É no primeiro segmento do filme, a apresentação, que a situação inicial se estabelece, geralmente quando o protagonista concebe uma ou mais metas, ou quando são introduzidas as circunstâncias que mais tarde levam à formulação das metas. No próximo segmento, o da ação complicadora, a narrativa é levada a outra direção. Isso pode envolver a busca do herói por uma meta concebida na apresentação, mas que teve que ser interrompida devido a algo repentino, tornando necessário mudar suas táticas dramaticamente. Em muitos casos a ação complicadora serve como uma “contra-apresentação”, construindo toda uma situação nova com a qual o protagonista deve cooperar.
A terceira grande parte, o desenvolvimento, costuma se distinguir bastante da ação complicadora. Até esse ponto uma quantidade considerável de premissas, metas e obstáculos foram introduzidos, por isso o desenvolvimento costuma demonstrar as dificuldades do protagonista enquanto busca seus objetivos. É comum que esta terceira parte do filme (que é a penúltima) envolva vários incidentes que criam ação, suspense e adiamentos (THOMPSON, 1999).
O desenvolvimento geralmente termina no ponto em que todas as premissas relacionadas aos objetivos e linhas de ação já foram introduzidas, então o segmento final, que corresponde ao clímax, pode ter início. Nele, a ação
muda para um progresso direto em direção à resolução final, normalmente aumentando de forma constante, até uma sequência concentrada de maior ação. A questão chave agora é: os objetivos do protagonista serão alcançados ou não? (THOMPSON, 1999, p. 29, tradução da autora)
Thompson (1999) explica que o ponto de virada não é apenas um momento, e sim uma ação que pode durar algum tempo. Esses pontos costumam se relacionar com as metas dos personagens: podem ocorrer quando a meta de um protagonista é alcançada e ele articula isso; ou quando uma meta é alcançada e substituída por outra; ou até pode surgir uma nova premissa que eventualmente vai levar o protagonista a uma nova meta. Apesar do ponto de virada geralmente vir ao final de um segmento longo, isso não é obrigatório, e ele também pode ocorrer logo após a mudança de um segmento para outro (THOMPSON, 1999).

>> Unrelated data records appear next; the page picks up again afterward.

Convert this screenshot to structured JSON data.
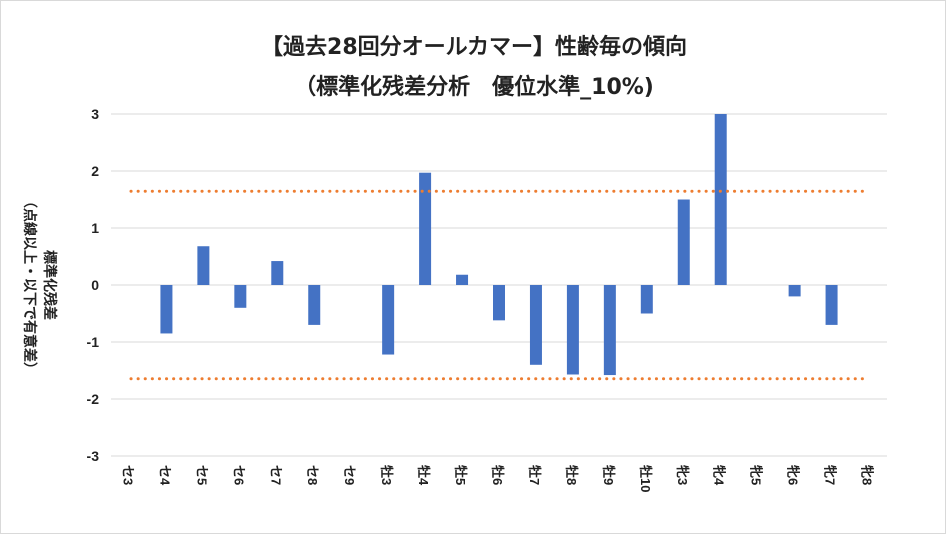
{
  "chart_data": {
    "type": "bar",
    "title": "【過去28回分オールカマー】性齢毎の傾向",
    "subtitle": "（標準化残差分析　優位水準_10%)",
    "ylabel_line1": "標準化残差",
    "ylabel_line2": "（点線以上・以下で有意差）",
    "categories": [
      "セ3",
      "セ4",
      "セ5",
      "セ6",
      "セ7",
      "セ8",
      "セ9",
      "牡3",
      "牡4",
      "牡5",
      "牡6",
      "牡7",
      "牡8",
      "牡9",
      "牡10",
      "牝3",
      "牝4",
      "牝5",
      "牝6",
      "牝7",
      "牝8"
    ],
    "values": [
      0,
      -0.85,
      0.68,
      -0.4,
      0.42,
      -0.7,
      0,
      -1.22,
      1.97,
      0.18,
      -0.62,
      -1.4,
      -1.57,
      -1.58,
      -0.5,
      1.5,
      3.0,
      0,
      -0.2,
      -0.7,
      0
    ],
    "thresholds": [
      1.645,
      -1.645
    ],
    "ylim": [
      -3,
      3
    ],
    "yticks": [
      3,
      2,
      1,
      0,
      -1,
      -2,
      -3
    ],
    "grid": true,
    "colors": {
      "bar": "#4472c4",
      "threshold": "#ed7d31",
      "grid": "#d9d9d9"
    }
  }
}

Os pontos de virada também não precisam ser demasiado dramáticos, podendo ser uma pequena ação, desde que decisiva, que determina o rumo que a próxima grande parte deve tomar. Ou podem ser a predominância de uma lógica causal, baseada na motivação do personagem, ou novas premissas, objetivos, decisões de mudar táticas, enfim, algo que crie a forma com que esses momentos se entrelaçam (THOMPSON, 1999).
Thompson observa que o seu esquema de apresentação, ação complicadora, desenvolvimento e clímax não representa um problema para filmes com mais de quatro partes. Nesses casos, ela observa que uma possibilidade seria duplicar a parte de desenvolvimento ou de ação complicadora, acrescentando um ponto de virada que enfatize a parte extra (THOMPSON, 1999). Filmes mais curtos também podem ser constituídos pelos quatro segmentos, que não necessariamente possuem uma duração equilibrada. A autora ainda acrescenta que um filme pode não ter pontos de virada (THOMPSON, 1999).

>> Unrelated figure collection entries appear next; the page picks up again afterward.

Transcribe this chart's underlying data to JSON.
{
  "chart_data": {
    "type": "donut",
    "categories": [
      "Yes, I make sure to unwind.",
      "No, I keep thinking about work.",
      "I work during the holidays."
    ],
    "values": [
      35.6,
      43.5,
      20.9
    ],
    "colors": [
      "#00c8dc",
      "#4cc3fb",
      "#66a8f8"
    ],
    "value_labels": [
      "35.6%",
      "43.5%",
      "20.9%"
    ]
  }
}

Adaptando as constatações formais de Thompson (1999) ao nosso objeto de pesquisa, buscaremos compreender de que forma a estrutura narrativa e as metas do protagonista, ou a mudança delas, servem aos objetivos do storytelling do Greenpeace. Afinal, quando o protagonista das narrativas é a própria audiência, no que consiste o clímax da história?